Not All Datasets Are Good Datasets


As someone who has been a long-time proponent of data, it is intriguing to see the number of new start-ups that have revenue models based partially – sometime entirely – on the sale of data, even though they are not data publishers in the conventional sense. Rather, they are seeking to monetize data they are collecting incidentally in the course of other activities.

A fashion website or app, for example, might realize that by tracking what new fashions its users viewed the most, they were collecting valuable intelligence that could be sold to fashion manufacturers. The early players in this area usually did, in fact, have valuable and readily saleable data collections and they had in fact identified an important new revenue stream.

But now “data” is transforming into a buzz-term, up there with “the cloud” and “social.” Purported data opportunities are being used to mask weak business models because everyone these days knows “it’s all about the data.” Just as start-ups these days feel compelled to be in the cloud and have a strong social component, so too do they now need a data opportunity.

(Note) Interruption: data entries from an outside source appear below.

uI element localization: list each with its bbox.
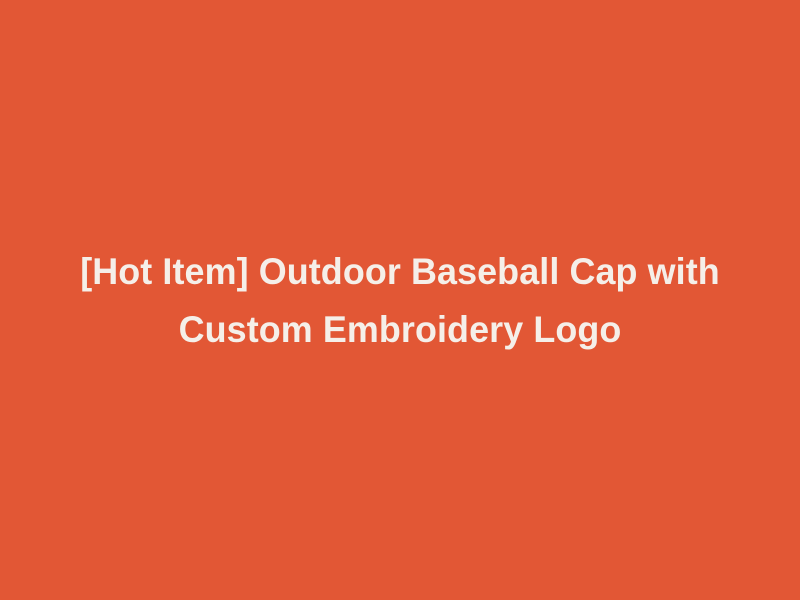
product-title-block: [Hot Item] Outdoor Baseball Cap with Cus… <box>40 243 760 359</box>
product-title-line-2: Custom Embroidery Logo <box>61 301 740 359</box>
product-title-line-1: [Hot Item] Outdoor Baseball Cap with <box>61 243 740 301</box>
image-placeholder-canvas: [Hot Item] Outdoor Baseball Cap with Cus… <box>0 0 800 600</box>
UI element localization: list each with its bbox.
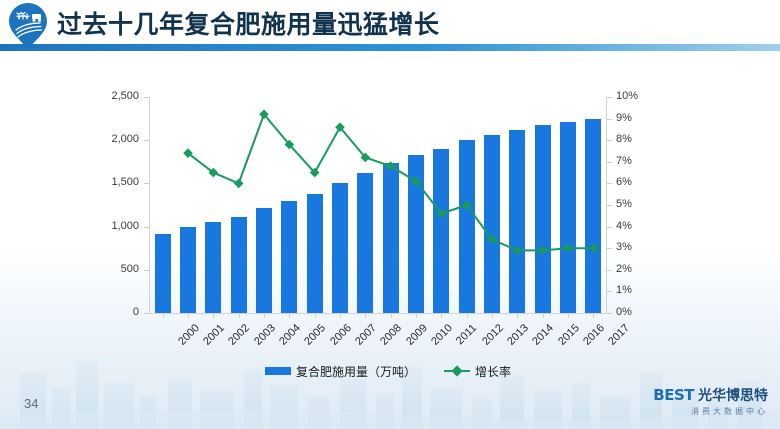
left-axis-tick — [144, 227, 149, 228]
right-axis-tick-label: 5% — [616, 198, 656, 210]
category-label-2014: 2014 — [530, 322, 556, 348]
brand-subtitle: 消费大数据中心 — [691, 406, 768, 417]
right-axis-tick-label: 0% — [616, 306, 656, 318]
right-axis-tick — [607, 291, 612, 292]
category-label-2001: 2001 — [201, 322, 227, 348]
category-label-2009: 2009 — [404, 322, 430, 348]
bar-2005 — [281, 201, 297, 313]
left-axis-tick — [144, 270, 149, 271]
category-label-2007: 2007 — [353, 322, 379, 348]
bar-2013 — [484, 135, 500, 313]
chart-plot-area: 05001,0001,5002,0002,500 0%1%2%3%4%5%6%7… — [88, 80, 688, 390]
right-axis-tick — [607, 227, 612, 228]
legend-label-volume: 复合肥施用量（万吨） — [296, 363, 416, 380]
category-tick — [492, 314, 493, 318]
category-tick — [467, 314, 468, 318]
category-tick — [593, 314, 594, 318]
left-axis-tick-label: 1,500 — [93, 176, 139, 188]
right-axis-tick — [607, 183, 612, 184]
right-axis-tick-label: 7% — [616, 155, 656, 167]
right-axis-tick — [607, 119, 612, 120]
bar-2002 — [205, 222, 221, 313]
right-axis-tick-label: 6% — [616, 176, 656, 188]
category-label-2002: 2002 — [226, 322, 252, 348]
left-axis-tick-label: 2,500 — [93, 90, 139, 102]
category-label-2008: 2008 — [378, 322, 404, 348]
category-tick — [391, 314, 392, 318]
page-title: 过去十几年复合肥施用量迅猛增长 — [57, 5, 440, 41]
bar-2003 — [231, 217, 247, 313]
right-axis-tick-label: 3% — [616, 241, 656, 253]
left-axis-tick-label: 0 — [93, 306, 139, 318]
left-axis-tick-label: 500 — [93, 263, 139, 275]
category-label-2000: 2000 — [176, 322, 202, 348]
right-axis-tick-label: 2% — [616, 263, 656, 275]
right-axis-tick — [607, 140, 612, 141]
right-axis-tick-label: 1% — [616, 284, 656, 296]
category-tick — [568, 314, 569, 318]
page-number: 34 — [24, 396, 38, 411]
bar-2001 — [180, 227, 196, 313]
legend-item-volume[interactable]: 复合肥施用量（万吨） — [265, 363, 416, 380]
bar-2007 — [332, 183, 348, 313]
right-axis-tick — [607, 270, 612, 271]
category-tick — [416, 314, 417, 318]
legend-label-growth-rate: 增长率 — [475, 363, 511, 380]
category-tick — [365, 314, 366, 318]
bar-2017 — [585, 119, 601, 313]
brand-logo: BEST 光华博思特 消费大数据中心 — [653, 385, 768, 417]
bar-2008 — [357, 173, 373, 313]
bar-swatch-icon — [265, 367, 291, 375]
bar-2000 — [155, 234, 171, 313]
category-label-2005: 2005 — [302, 322, 328, 348]
right-axis-tick-label: 10% — [616, 90, 656, 102]
left-axis-tick — [144, 183, 149, 184]
bar-2004 — [256, 208, 272, 313]
left-axis-tick-label: 1,000 — [93, 220, 139, 232]
category-tick — [289, 314, 290, 318]
category-label-2012: 2012 — [480, 322, 506, 348]
bar-2016 — [560, 122, 576, 313]
category-tick — [517, 314, 518, 318]
header-divider — [0, 44, 780, 51]
bar-series-layer — [150, 97, 606, 313]
category-label-2013: 2013 — [505, 322, 531, 348]
category-label-2010: 2010 — [429, 322, 455, 348]
category-label-2004: 2004 — [277, 322, 303, 348]
left-axis-tick-label: 2,000 — [93, 133, 139, 145]
category-tick — [543, 314, 544, 318]
bar-2015 — [535, 125, 551, 313]
chart-legend: 复合肥施用量（万吨） 增长率 — [88, 360, 688, 382]
category-tick — [188, 314, 189, 318]
right-axis-tick-label: 4% — [616, 220, 656, 232]
legend-item-growth-rate[interactable]: 增长率 — [444, 363, 511, 380]
brand-mark: BEST — [653, 386, 694, 404]
left-axis-tick — [144, 97, 149, 98]
category-label-2017: 2017 — [606, 322, 632, 348]
line-diamond-swatch-icon — [444, 367, 470, 375]
category-label-2003: 2003 — [252, 322, 278, 348]
category-tick — [264, 314, 265, 318]
left-axis-tick — [144, 313, 149, 314]
category-tick — [239, 314, 240, 318]
brand-name: 光华博思特 — [698, 385, 768, 405]
right-axis-tick — [607, 313, 612, 314]
slide-header: 过去十几年复合肥施用量迅猛增长 — [0, 0, 780, 52]
category-tick — [340, 314, 341, 318]
bar-2010 — [408, 155, 424, 313]
bar-2014 — [509, 130, 525, 313]
bar-2011 — [433, 149, 449, 313]
bar-2006 — [307, 194, 323, 313]
category-label-2006: 2006 — [328, 322, 354, 348]
right-axis-tick — [607, 248, 612, 249]
bar-2009 — [383, 163, 399, 313]
right-axis-tick — [607, 97, 612, 98]
category-axis-line — [149, 313, 607, 314]
right-axis-tick — [607, 162, 612, 163]
farm-location-pin-icon — [6, 2, 50, 50]
right-axis-tick-label: 8% — [616, 133, 656, 145]
category-tick — [315, 314, 316, 318]
category-tick — [213, 314, 214, 318]
slide-canvas: 过去十几年复合肥施用量迅猛增长 05001,0001,5002,0002,500… — [0, 0, 780, 429]
bar-2012 — [459, 140, 475, 313]
right-axis-tick-label: 9% — [616, 112, 656, 124]
category-label-2015: 2015 — [556, 322, 582, 348]
category-tick — [441, 314, 442, 318]
category-tick — [163, 314, 164, 318]
category-label-2016: 2016 — [581, 322, 607, 348]
category-label-2011: 2011 — [454, 322, 479, 347]
right-axis-tick — [607, 205, 612, 206]
left-axis-tick — [144, 140, 149, 141]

Not every new business can create value from the incidental data it generates. Those that do represent the exception, not the rule.  Here are a few reasons why these data opportunities may not be as strong as the entrepreneurs behind them would like to believe:

1. You generate too little data. While everyone talks about quality data, there is still a quantity aspect as well. Even for things as valuable as sales leads, most companies will turn up their noses at them if you can’t deliver a certain volume of leads regularly and dependably. Depending on the data itch you’re trying to scratch, 100,000 or even a million users may not cut it.

2. You generate too much data. Having the most data about something can be as much a burden as an opportunity. Think Twitter. Everyone “knows” that the huge collective stream of consciousness that its  users generate is enormously valuable, but extracting that value is very complex and expensive, and much of the final output still represents conjecture and surmise.

3. You don’t really know much about the data you’ve got. I’ve been in numerous meetings where the issue on the table was, “we’ve got tons of data, but we’re not sure how to monetize it.” This situation naturally calls for advanced TAPITS (There’s A Pony in There Somewhere) analysis to assess value. More times than not, the chosen solution is simply to sell the raw data and hope that the buyer can find value. Of course, when you sell data by the ton, you have to charge for it by the ton too. It’s just not that valuable if the buyer needs to do all the thinking and all the work.

4. A sample of none. Online businesses want lots of traffic and lots of users, the more the merrier. This is good for business generally, but not necessarily great from a data perspective. If your user base is too disparate, the aggregate insights from the data they generate may not be all that valuable. And if your user base is largely anonymous, good luck with that.

5. Buy me a drink first. Many times, an online company is in possession of extremely detailed and valuable data. Unfortunately, this typically means that these data can only be had by violating the trust if not the privacy of the user. It’s even more complicated if the company built its business with a strong privacy policy that prohibits it from ever selling all this valuable information.

6.  Exclusive insights. These days, if you said you have “near-real-time insight into bus station storage locker utilization rates” it will be automatically assumed that you've tapped a huge data opportunity. Every bus station certainly needs this information, bus lines probably have a use for it, there’s probably a government market, some hedge funds will want it and there might even be a consumer opportunity as well – think of an app that shows you available storage lockers nationwide! But in reality, every market is not a viable data market. The market might be too small, marginally profitable, too localized or too consolidated. It is absolutely possible to have data that nobody cares about or that too few people care about to create a meaningful revenue stream.

7. Competition. Your data may indeed be valuable, but chances are, you don’t have the full picture. This means your data is less valuable than a company that can supply the full picture. That means the market for your data may be the one company that knows more about the market than you do. Yes, there’s revenue to be had in this case, but you won’t get rich.

8. Raw data follies. Typically, companies trying to sell the data they collect incidentally want to sell the data, get the money, and get back to their core business activities. But if you don’t clean and organize your data, you’re leaving lots of money on the table. And if you decided to get serious about your data, you’re moving into a different business, one you probably don’t understand very well.

I could keep going, but hopefully you get the point: the chances that the incidental data you generate from some other business activities are valuable is pretty low. And even if you have valuable data, getting maximum value from it generally demands getting a lot more serious about your data, which starts to move you into a totally different business.